Alice was her friendly self, yet somewhat more on the ball.  It transpired that, as she put it, she had “had tae fall oot wi Mr.Gin”.  Her drinking had been curbed by an incident earlier in the week.

“You ken whit like am ur.  I only go oot to see my maw in the home, go roon tae see oor Tommy (her brother) or tae get ma carry oot.  Will I went oot tae see Tommy cuz he’s got that prosticular cancer and he’s no git loang tae liv – and ah never leave that tumble dryer oan when am oot, but I wisnae oot fir loang.  Neways, I cum back, open ma door ‘n’ the whole fuckin’ joints ablaze! Fuckin’ fire ‘n’ smoke comin’ oot the cunt.

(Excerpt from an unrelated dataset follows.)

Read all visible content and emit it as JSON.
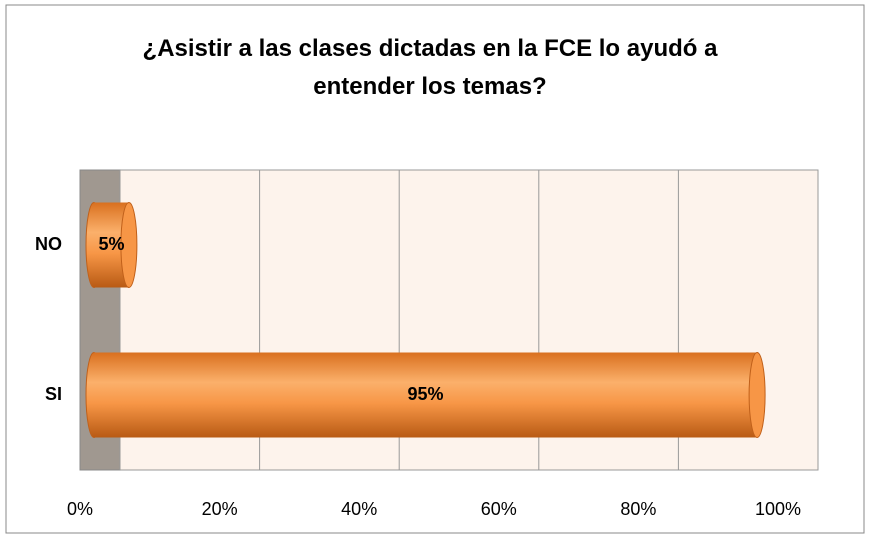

Had tae unplug the bastard, I was takin’ ma fuckin’ life in ma hons!  If it wisnae fir Tommy ‘n’ his prostrate I never wooda goan oot”

I laughed nervously whilst imaging the possibility that I could have met my maker if the fire had ripped through the entire building.  I also found myself amused at this presumably new medical phenomenon of “prosticular/prostrate” illness, I’m yet to inform my University of this new anatomical discovery so they can conduct some research.  Long story short, her booze money will now be paid in monthly instalments to a catalogue company providing her with a new tumble dryer. 

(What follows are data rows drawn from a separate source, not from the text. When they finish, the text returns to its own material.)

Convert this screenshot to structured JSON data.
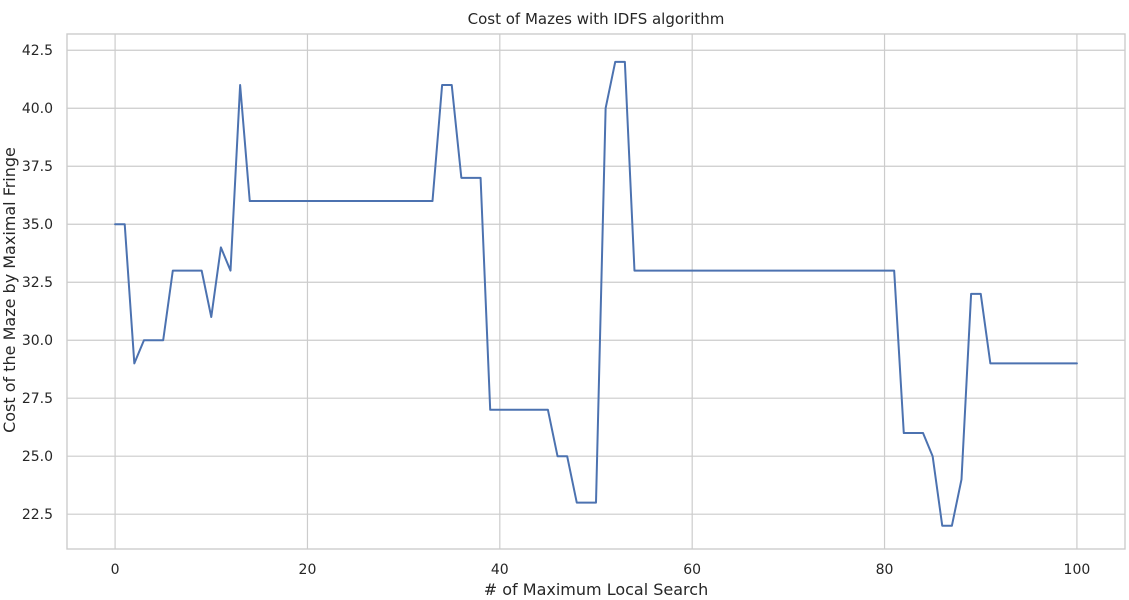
{
  "chart_data": {
    "type": "line",
    "title": "Cost of Mazes with IDFS algorithm",
    "xlabel": "# of Maximum Local Search",
    "ylabel": "Cost of the Maze by Maximal Fringe",
    "xlim": [
      -5,
      105
    ],
    "ylim": [
      21.0,
      43.2
    ],
    "xticks": [
      0,
      20,
      40,
      60,
      80,
      100
    ],
    "xtick_labels": [
      "0",
      "20",
      "40",
      "60",
      "80",
      "100"
    ],
    "yticks": [
      22.5,
      25.0,
      27.5,
      30.0,
      32.5,
      35.0,
      37.5,
      40.0,
      42.5
    ],
    "ytick_labels": [
      "22.5",
      "25.0",
      "27.5",
      "30.0",
      "32.5",
      "35.0",
      "37.5",
      "40.0",
      "42.5"
    ],
    "grid": true,
    "line_color": "#4c72b0",
    "series": [
      {
        "x": [
          0,
          1,
          2,
          3,
          4,
          5,
          6,
          7,
          8,
          9,
          10,
          11,
          12,
          13,
          14,
          15,
          16,
          17,
          18,
          19,
          20,
          21,
          22,
          23,
          24,
          25,
          26,
          27,
          28,
          29,
          30,
          31,
          32,
          33,
          34,
          35,
          36,
          37,
          38,
          39,
          40,
          41,
          42,
          43,
          44,
          45,
          46,
          47,
          48,
          49,
          50,
          51,
          52,
          53,
          54,
          55,
          56,
          57,
          58,
          59,
          60,
          61,
          62,
          63,
          64,
          65,
          66,
          67,
          68,
          69,
          70,
          71,
          72,
          73,
          74,
          75,
          76,
          77,
          78,
          79,
          80,
          81,
          82,
          83,
          84,
          85,
          86,
          87,
          88,
          89,
          90,
          91,
          92,
          93,
          94,
          95,
          96,
          97,
          98,
          99,
          100
        ],
        "y": [
          35,
          35,
          29,
          30,
          30,
          30,
          33,
          33,
          33,
          33,
          31,
          34,
          33,
          41,
          36,
          36,
          36,
          36,
          36,
          36,
          36,
          36,
          36,
          36,
          36,
          36,
          36,
          36,
          36,
          36,
          36,
          36,
          36,
          36,
          41,
          41,
          37,
          37,
          37,
          27,
          27,
          27,
          27,
          27,
          27,
          27,
          25,
          25,
          23,
          23,
          23,
          40,
          42,
          42,
          33,
          33,
          33,
          33,
          33,
          33,
          33,
          33,
          33,
          33,
          33,
          33,
          33,
          33,
          33,
          33,
          33,
          33,
          33,
          33,
          33,
          33,
          33,
          33,
          33,
          33,
          33,
          33,
          26,
          26,
          26,
          25,
          22,
          22,
          24,
          32,
          32,
          29,
          29,
          29,
          29,
          29,
          29,
          29,
          29,
          29,
          29
        ]
      }
    ]
  }
}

“I’m oan they patches fir the smokin’” she added as she took a long draw of her liquorice paper roll up.  “Very fancy by the way” she said, nodding towards the updated décor.


I had decided to end the Phantom Pisser episode by removing the sign she had posted where accusations were still being made.  



Sometimes something as subtle a new door mat can be the symbolic closure needed and will bring about a swift end to confrontation; however I have a feeling that a "door mats' for Crimea" appeal might not be the new "Band Aid" (although Bob Geldof and Bono will jump on any bandwagon).

As quiet as it has been, and as amusing as these tales may seem, sometimes it’s hard not to find everything a little bit depressing.  Of late, regardless of whether the weather be bad or fine, I find that a little bit of escapism does no harm.  So amidst the aroma of Kangaroo, burning tumble dryers and Somali pirates, I invite you fine readers to indulge in a full 4 minutes and 20 seconds of pure bliss.



Imagining myself and the local alcoholic and junkie residents going about our business on roller-skates makes it easier to pretend – It’s always fair weather.

And that’s what has been happening up ma bit.